Speaking at his pre-match press conference, Guardiola admits that, less than 48 hours before kick-off at Stamford Bridge, he did not know his striker was in another country.

“I only knew this morning when I woke up,” he said. “I don't want to know what my players do.

“If they are fathers, they have a full responsibility on their shoulders on and off the pitch. They know what they have to do. I have a private life, a family. There are rules and ways to live between each other and that's all.”

Guardiola repeatedly insisted he had no issue with Aguero travelling abroad so soon before an important match, claiming the striker was “strong enough” to endure such a quick turnaround.


The Catalan did, however, challenge the other members of City’s playing squad to act like “a big club” and overcome the losses of Aguero and Benjamin Mendy, who is unlikely to play again until April after rupturing his anterior cruciate ligament.

“We want to become a big club,” said Guardiola. “I've been at two amazing clubs in my life, you have to overcome this situation. If we start to complain we'll never reach the step we want to take.

“I prefer to play with men who are strong. I'd like to play with Sergio because we are strong with him, but he's not there. No complaints.

“We'll go there and play the way we'd have done it with Sergio, [injured captain Vincent] Kompany, Mendy. We have to overcome these situations if you want to become a team that others consider big and say it doesn't matter what happens.

“The big clubs do it - they overcome the difficult situations. We've broken two pieces, how do we react?

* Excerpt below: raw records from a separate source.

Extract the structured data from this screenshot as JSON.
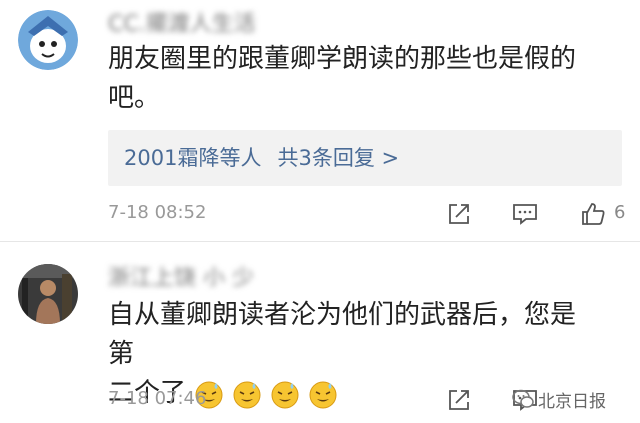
{
  "comments": [
    {
      "username": "CC.擺渡人生活",
      "text_line1": "朋友圈里的跟董卿学朗读的那些也是假的",
      "text_line2": "吧。",
      "reply_box": {
        "people": "2001霜降等人",
        "count_text": "共3条回复 >"
      },
      "timestamp": "7-18 08:52",
      "likes": "6",
      "avatar_icon": "cartoon-avatar-icon"
    },
    {
      "username": "浙江上饶 小 少",
      "text_line1": "自从董卿朗读者沦为他们的武器后，您是第",
      "text_line2": "二个了",
      "emoji_icon": "sweat-smile-emoji-icon",
      "emoji_count": 4,
      "timestamp": "7-18 07:46",
      "avatar_icon": "photo-avatar-icon"
    }
  ],
  "watermark": {
    "text": "北京日报",
    "icon": "wechat-icon"
  },
  "colors": {
    "link": "#4a6b96",
    "meta": "#999999",
    "reply_bg": "#f2f2f2"
  }
}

If people are saying we can't do it now, we'll never reach what we want in the next five or six years.”

While one of Guardiola’s numerous options in attack is likely to take Aguero’s place, with Gabriel Jesus operating as a long striker, the City manager is short of replacements for Mendy.

Despite spending approximately £130m on full-backs this summer, midfielder Fabian Delph slotted in for Mendy in the victory over Shakhtar Donetsk on Tuesday night.

Danilo, a £27m summer signing from Real Madrid, is City’s only remaining accomplished left wing-back and Guardiola admits Mendy, a popular figure on and off the pitch, is impossible to fully replace.

“In the way he plays, the way he goes up and down you can't [replace him]. We have to do it in a different way.

“Nobody in the world has his energy, his mood on the pitch, in the locker room. We have to try to replace - but we have other qualities in other players and we have to find a balance among the other ones.”